С рассветом предметы стали проступать из темноты. Отчетливо просматривались люди, сгрудившиеся толпами на крышах вагонов. Слышно было, как некоторые поют. Голоса – мужские и женские. Они проехали мимо нас, еще скрытые в ночной полутьме, но мы видели, что едут солдаты со своими боевыми подругами. Мы ждали. Поезд не останавливался.
При желании мы могли бы обстрелять его, потому что поезд шел медленно и тяжело пыхтел – будто хотел взобраться на склон одними только вздохами. Люди были так близко, что мы могли перекинуться с ними парой слов. Но все пошло иначе.
Они стали догадываться о том, что происходит, когда вагоны начали подпрыгивать, а поезд – раскачиваться на ходу. Кто-то будто тряс его там, внизу. Потом локомотив стал пятиться назад, сносимый с рельсов тяжелыми, полными людей вагонами. Он свистел – хриплыми, печальными, очень долгими свистками. Но никто не приходил ему на помощь. Вагоны, которым не было конца, тянули локомотив назад, пока, в конце концов, земля не оборвалась под ним и, съезжая боком по склону оврага, он не оказался на дне. А за ним и вагоны – один за другим, на полном ходу – и там, внизу, каждый падал на уготованное ему место. Затем всё погрузилось в тишину, как будто все – вообще все, и даже мы – умерли.
Вот как это было.
Когда из-под обломков вагонов начали выбираться те, что остались в живых, мы, обезумев от страха, побежали прочь.

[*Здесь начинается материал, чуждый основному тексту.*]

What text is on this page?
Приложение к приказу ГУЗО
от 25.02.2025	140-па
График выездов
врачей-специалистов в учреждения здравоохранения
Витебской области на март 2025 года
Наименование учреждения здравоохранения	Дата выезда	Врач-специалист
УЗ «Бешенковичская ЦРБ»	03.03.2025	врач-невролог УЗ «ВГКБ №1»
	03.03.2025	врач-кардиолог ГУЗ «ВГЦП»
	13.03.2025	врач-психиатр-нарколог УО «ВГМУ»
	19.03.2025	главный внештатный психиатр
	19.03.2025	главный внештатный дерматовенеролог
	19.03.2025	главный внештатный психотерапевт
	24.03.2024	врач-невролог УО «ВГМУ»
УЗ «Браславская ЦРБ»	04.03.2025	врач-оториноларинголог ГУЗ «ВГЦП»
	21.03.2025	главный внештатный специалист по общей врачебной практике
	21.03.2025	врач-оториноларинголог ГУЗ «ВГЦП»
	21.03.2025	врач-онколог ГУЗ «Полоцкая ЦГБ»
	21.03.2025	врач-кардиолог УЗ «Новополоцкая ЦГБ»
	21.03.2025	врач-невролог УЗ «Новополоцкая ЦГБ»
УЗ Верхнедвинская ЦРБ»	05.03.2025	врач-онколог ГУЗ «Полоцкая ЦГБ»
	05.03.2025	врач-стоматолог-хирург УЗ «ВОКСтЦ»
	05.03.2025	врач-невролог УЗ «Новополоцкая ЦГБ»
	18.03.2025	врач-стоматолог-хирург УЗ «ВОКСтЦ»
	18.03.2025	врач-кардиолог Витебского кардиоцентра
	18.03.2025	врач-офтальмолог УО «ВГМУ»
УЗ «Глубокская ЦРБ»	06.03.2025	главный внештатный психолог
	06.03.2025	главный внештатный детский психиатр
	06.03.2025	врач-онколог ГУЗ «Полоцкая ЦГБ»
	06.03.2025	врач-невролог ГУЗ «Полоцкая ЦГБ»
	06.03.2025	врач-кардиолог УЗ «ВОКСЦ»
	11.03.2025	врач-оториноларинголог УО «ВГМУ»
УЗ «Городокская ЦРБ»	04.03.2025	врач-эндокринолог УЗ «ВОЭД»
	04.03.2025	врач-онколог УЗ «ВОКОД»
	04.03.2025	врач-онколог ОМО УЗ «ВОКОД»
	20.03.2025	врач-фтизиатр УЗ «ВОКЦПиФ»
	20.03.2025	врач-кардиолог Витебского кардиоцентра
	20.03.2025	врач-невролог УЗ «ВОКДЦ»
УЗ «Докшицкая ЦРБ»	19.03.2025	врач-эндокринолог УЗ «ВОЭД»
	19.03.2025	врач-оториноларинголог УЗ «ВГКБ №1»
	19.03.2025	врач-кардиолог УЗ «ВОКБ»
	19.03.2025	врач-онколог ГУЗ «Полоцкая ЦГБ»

Несколько дней мы прятались, но вскоре федералы пришли, чтобы достать нас из нашего укрытия. С тех пор они не давали нам покоя, не давали даже минуты, чтобы спокойно прожевать кусок вяленой говядины. Они сделали так, что у нас больше не было времени ни на сон, ни на еду. Между днем и ночью для нас теперь не было никакой разницы. Мы направились в каньон Тосин, но правительственные войска оказались там раньше. Мы рассеялись по предгорью вулкана. Поднялись на самые высокие горы – место, называемое Дорогой Бога, – но и там нас ждали войска, готовые стрелять на поражение. Мы чувствовали, как сверху градом летят пули, из-за которых воздух вокруг нагревался. А камни, за которыми мы прятались, рассыпались на мелкие кусочки, словно комья земли. Позже мы узнали, что это пулеметы. В нас стреляли из пулеметов – из этих карабинов, которые дают залп и дырявят тебе тело, превращая его в решето. Но мы-то думали, что это стреляют солдаты, которых там целые тысячи. И нам хотелось одного – бежать от них прочь.